Seasonal local food recipe No.309 – Pasta and potatoes
This soup sounds just right for the cold weather that is being predicted to arrive this week. This recipe is from Rachel Roddy’s Kitchen Sink Tales column in this week’s Guardian Cook supplement.
She says: “One thing I will stress the importance of is the extra virgin olive oil, with its grassy scent and seductive mix of butteriness and bitterness. It really is the fragrant foundation of this dish … treat it as a key ingredient.”
Serves 4
Preparation time: 10 minutes
Cooking time: 30-40 minutes
Ingredients
1 onion, diced
1 stick celery, diced
1 carrot, diced
a sprig of rosemary or 2 bay leaves
600g potatoes, peeled and cut into chunks
6 tbsp extra virgin olive oil
1.4 litres water or light stock
170g pasta (quadrucci, pastina, farfalle or broken spaghetti)
salt and black pepper
Pecorino or parmesan, grated
Method
Warm the olive oil in a heavy-based saucepan over a medium-low heat. Fry the onion, celery and carrot, along with a pinch of salt, until soft and translucent. Add the rosemary of bay leaves and the potatoes, stirring so each chunk is coated with oil and fry for a couple more minutes.

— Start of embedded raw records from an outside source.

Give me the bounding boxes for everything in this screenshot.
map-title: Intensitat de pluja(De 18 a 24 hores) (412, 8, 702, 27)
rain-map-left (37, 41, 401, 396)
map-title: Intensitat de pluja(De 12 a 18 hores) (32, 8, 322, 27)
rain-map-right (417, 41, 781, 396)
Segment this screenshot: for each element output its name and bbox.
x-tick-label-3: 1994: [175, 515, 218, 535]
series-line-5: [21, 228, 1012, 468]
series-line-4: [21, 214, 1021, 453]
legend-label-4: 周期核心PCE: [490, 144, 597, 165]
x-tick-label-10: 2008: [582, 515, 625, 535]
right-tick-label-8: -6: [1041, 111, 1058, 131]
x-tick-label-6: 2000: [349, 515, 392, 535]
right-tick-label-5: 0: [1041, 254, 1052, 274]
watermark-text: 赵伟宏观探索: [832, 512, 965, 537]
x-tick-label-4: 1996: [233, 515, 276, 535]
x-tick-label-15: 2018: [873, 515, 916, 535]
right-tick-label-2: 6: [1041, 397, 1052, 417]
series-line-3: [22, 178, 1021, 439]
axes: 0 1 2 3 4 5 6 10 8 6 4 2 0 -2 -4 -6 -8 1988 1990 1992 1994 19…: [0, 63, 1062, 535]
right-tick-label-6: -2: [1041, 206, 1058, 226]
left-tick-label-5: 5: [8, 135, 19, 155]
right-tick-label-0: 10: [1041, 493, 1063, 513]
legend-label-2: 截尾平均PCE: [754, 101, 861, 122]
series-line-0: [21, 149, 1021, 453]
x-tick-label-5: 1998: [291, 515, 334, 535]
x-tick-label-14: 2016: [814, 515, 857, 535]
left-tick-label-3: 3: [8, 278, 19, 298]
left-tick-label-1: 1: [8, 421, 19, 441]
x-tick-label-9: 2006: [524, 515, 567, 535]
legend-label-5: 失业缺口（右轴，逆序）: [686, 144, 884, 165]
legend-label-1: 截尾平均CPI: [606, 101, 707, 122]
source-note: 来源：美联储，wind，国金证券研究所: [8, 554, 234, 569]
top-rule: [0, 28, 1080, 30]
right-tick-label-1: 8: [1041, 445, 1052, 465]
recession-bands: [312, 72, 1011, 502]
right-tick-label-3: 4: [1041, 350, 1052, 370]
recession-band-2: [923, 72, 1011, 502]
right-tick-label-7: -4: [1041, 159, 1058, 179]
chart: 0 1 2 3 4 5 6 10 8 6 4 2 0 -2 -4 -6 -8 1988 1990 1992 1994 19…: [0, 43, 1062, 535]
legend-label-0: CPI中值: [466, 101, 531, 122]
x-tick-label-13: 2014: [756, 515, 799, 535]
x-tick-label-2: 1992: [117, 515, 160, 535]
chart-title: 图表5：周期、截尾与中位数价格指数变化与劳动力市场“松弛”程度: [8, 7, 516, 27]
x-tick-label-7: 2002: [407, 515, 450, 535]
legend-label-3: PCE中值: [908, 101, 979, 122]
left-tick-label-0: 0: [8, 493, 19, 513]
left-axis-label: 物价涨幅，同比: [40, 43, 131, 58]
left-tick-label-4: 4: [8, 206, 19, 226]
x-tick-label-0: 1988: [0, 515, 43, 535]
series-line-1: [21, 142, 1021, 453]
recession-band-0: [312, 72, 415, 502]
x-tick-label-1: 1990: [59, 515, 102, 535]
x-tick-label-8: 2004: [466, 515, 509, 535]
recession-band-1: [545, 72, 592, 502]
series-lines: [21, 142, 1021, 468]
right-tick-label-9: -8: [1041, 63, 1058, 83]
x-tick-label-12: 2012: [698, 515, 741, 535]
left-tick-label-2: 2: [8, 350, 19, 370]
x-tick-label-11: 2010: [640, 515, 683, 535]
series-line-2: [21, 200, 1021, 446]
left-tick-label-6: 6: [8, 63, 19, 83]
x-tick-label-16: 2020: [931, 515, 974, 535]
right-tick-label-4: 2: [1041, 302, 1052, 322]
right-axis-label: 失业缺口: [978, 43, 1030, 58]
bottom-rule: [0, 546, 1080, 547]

Add the water or stock and another small pinch of salt, bring to a lively simmer, then reduce to a gentle simmer for 15 minutes or until the potato is very soft – you can break it up slightly with the back of a wooden spoon. Add the pasta, raise the heat slightly and cook for another 10 minutes, or until the pasta is cooked, stirring and adding a little more water if it looks too thick.
Taste for salt (remembering you are probably going to add salty cheese) and grind over some black pepper. Serve with some grated pecorino or parmesan stirred in, or simply a streak of olive oil.